You’ll notice Helm and HelmRelease are absent. That’s deliberate, and it’s about the Deterministic ‘D’ in ‘DDCRI’.

Helm is a templating engine. Its templates can call now, randAlphaNum, uuidv4, and — worst of all — lookup, which reads the live cluster at render time. A chart can render differently depending on the clock, a freshly generated secret, or the current state of the cluster it happens to be pointed at. On top of that, HelmRelease stores release state in the cluster, so the reconciler’s behavior now depends on history that doesn’t live in git. The diff is opaque: when you bump a chart from 1.2.3 to 1.2.4, the PR shows one line changed, and you have no idea what resources, RBAC grants, or containers that actually adds or removes until it’s running. Every one of those is a determinism leak and opportunity for “Murphy’s Law” to bite you.

So by default, DDCRI excludes it. But there are two honest positions short of “never”:

  • Helm as a build-time renderer, not a runtime. You can still use the vast Helm ecosystem. Run helm template (or Kustomize’s helmCharts inflation generator) at build time, render the chart to plain YAML, feed that through Kustomize, and commit it to git. You keep the chart ecosystem and you keep determinism, because the templating happens once, under review, with no in-cluster lookup and no release state. This is the compromise I reach for: Helm as a renderer, the same role Kustomize plays, not a reconciler. git diff is your answer to “what is the effect of this change?“.
  • HelmRelease if you knowingly trade determinism away. Flux’s helm-controller will reconcile a HelmRelease continuously — you keep the loop, you keep drift correction, you keep the audit trail. You give up full determinism and the reviewable diff. Some shops will want to make that trade on purpose, usually for a sprawling third-party chart they don’t want to vendor, or teams that like that kind of flexibility in their product. That’s a legitimate choice as long as you name the cost out loud: you’ve dropped one of the four letters, and “what’s in git is what’s in your infra” weakens to “what’s in git plus whatever that chart decided to render this time.”

The right answer isn’t “Helm or no Helm” across the whole platform — it’s matching the degree of determinism to the blast radius. Determinism is most valuable exactly where a surprise is most expensive.

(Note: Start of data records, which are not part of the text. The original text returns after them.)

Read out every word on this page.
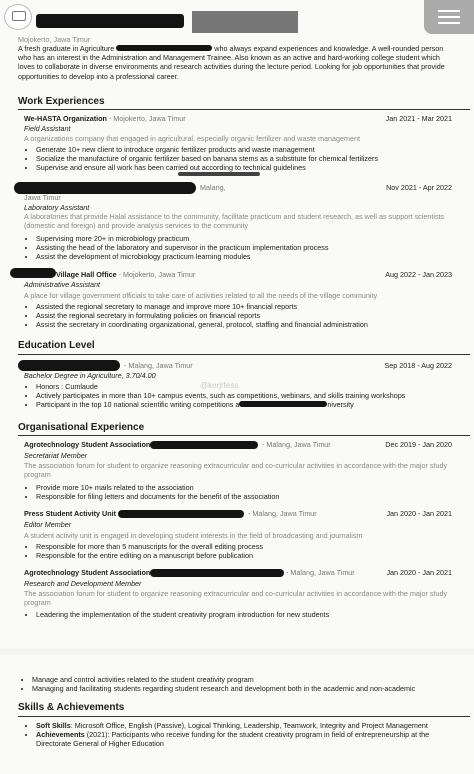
Mojokerto, Jawa Timur
A fresh graduate in Agriculture	who always expand experiences and knowledge. A well-rounded person who has an interest in the Administration and Management Trainee. Also known as an active and hard-working college student which loves to collaborate in diverse environments and research activities during the lecture period. Looking for job opportunities that provide opportunities to develop into a professional career.
Work Experiences
We-HASTA Organization - Mojokerto, Jawa Timur	Jan 2021 - Mar 2021
Field Assistant
A organizations company that engaged in agricultural, especially organic fertilizer and waste management
• Generate 10+ new client to introduce organic fertilizer products and waste management
• Socialize the manufacture of organic fertilizer based on banana stems as a substitute for chemical fertilizers
• Supervise and ensure all work has been carried out according to technical guidelines
Malang,	Nov 2021 - Apr 2022
Jawa Timur
Laboratory Assistant
A laboratories that provide Halal assistance to the community, facilitate practicum and student research, as well as support scientists (domestic and foreign) and provide analysis services to the community
• Supervising more 20+ in microbiology practicum
• Assisting the head of the laboratory and supervisor in the practicum implementation process
• Assist the development of microbiology practicum learning modules
Village Hall Office - Mojokerto, Jawa Timur	Aug 2022 - Jan 2023
Administrative Assistant
A place for village government officials to take care of activities related to all the needs of the village community
• Assisted the regional secretary to manage and improve more 10+ financial reports
• Assist the regional secretary in formulating policies on financial reports
• Assist the secretary in coordinating organizational, general, protocol, staffing and financial administration
Education Level
- Malang, Jawa Timur	Sep 2018 - Aug 2022
Bachelor Degree in Agriculture, 3.70/4.00
@kerjrfess
• Honors : Cumlaude
• Actively participates in more than 10+ campus events, such as competitions, webinars, and skills training workshops
• Participant in the top 10 national scientific writing competitions a	niversity
Organisational Experience
Agrotechnology Student Association	- Malang, Jawa Timur	Dec 2019 - Jan 2020
Secretariat Member
The association forum for student to organize reasoning extracurricular and co-curricular activities in accordance with the major study program
• Provide more 10+ mails related to the association
• Responsible for filing letters and documents for the benefit of the association
Press Student Activity Unit	- Malang, Jawa Timur	Jan 2020 - Jan 2021
Editor Member
A student activity unit is engaged in developing student interests in the field of broadcasting and journalism
• Responsible for more than 5 manuscripts for the overall editing process
• Responsible for the entire editing on a manuscript before publication
Agrotechnology Student Association	- Malang, Jawa Timur	Jan 2020 - Jan 2021
Research and Development Member
The association forum for student to organize reasoning extracurricular and co-curricular activities in accordance with the major study program
• Leadering the implementation of the student creativity program introduction for new students
• Manage and control activities related to the student creativity program
• Managing and facilitating students regarding student research and development both in the academic and non-academic
Skills & Achievements
• Soft Skills: Microsoft Office, English (Passive), Logical Thinking, Leadership, Teamwork, Integrity and Project Management
• Achievements (2021): Participants who receive funding for the student creativity program in field of entrepreneurship at the Directorate General of Higher Education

The foundational layers — the cluster itself, networking, identity, cloud resources, the shared platform services everything else depends on — have enormous blast radius, and those should be fully deterministic: reviewable diffs, referential transparency, no render-time surprises, full stop. A wrong apply there takes down everyone.

A single product or component is a different calculation. Its blast radius is contained, its team owns its own failure, and it may genuinely move faster by living off a Helm chart and the ecosystem around it. That’s a legitimate choice, and HelmRelease is built for it — Flux’s helm-controller gives you as much flexibility as you want or can tolerate, while still keeping the resource inside the reconcile loop with drift correction and a git audit trail. You’re trading the reviewable diff for iteration speed, on a system where that trade is cheap.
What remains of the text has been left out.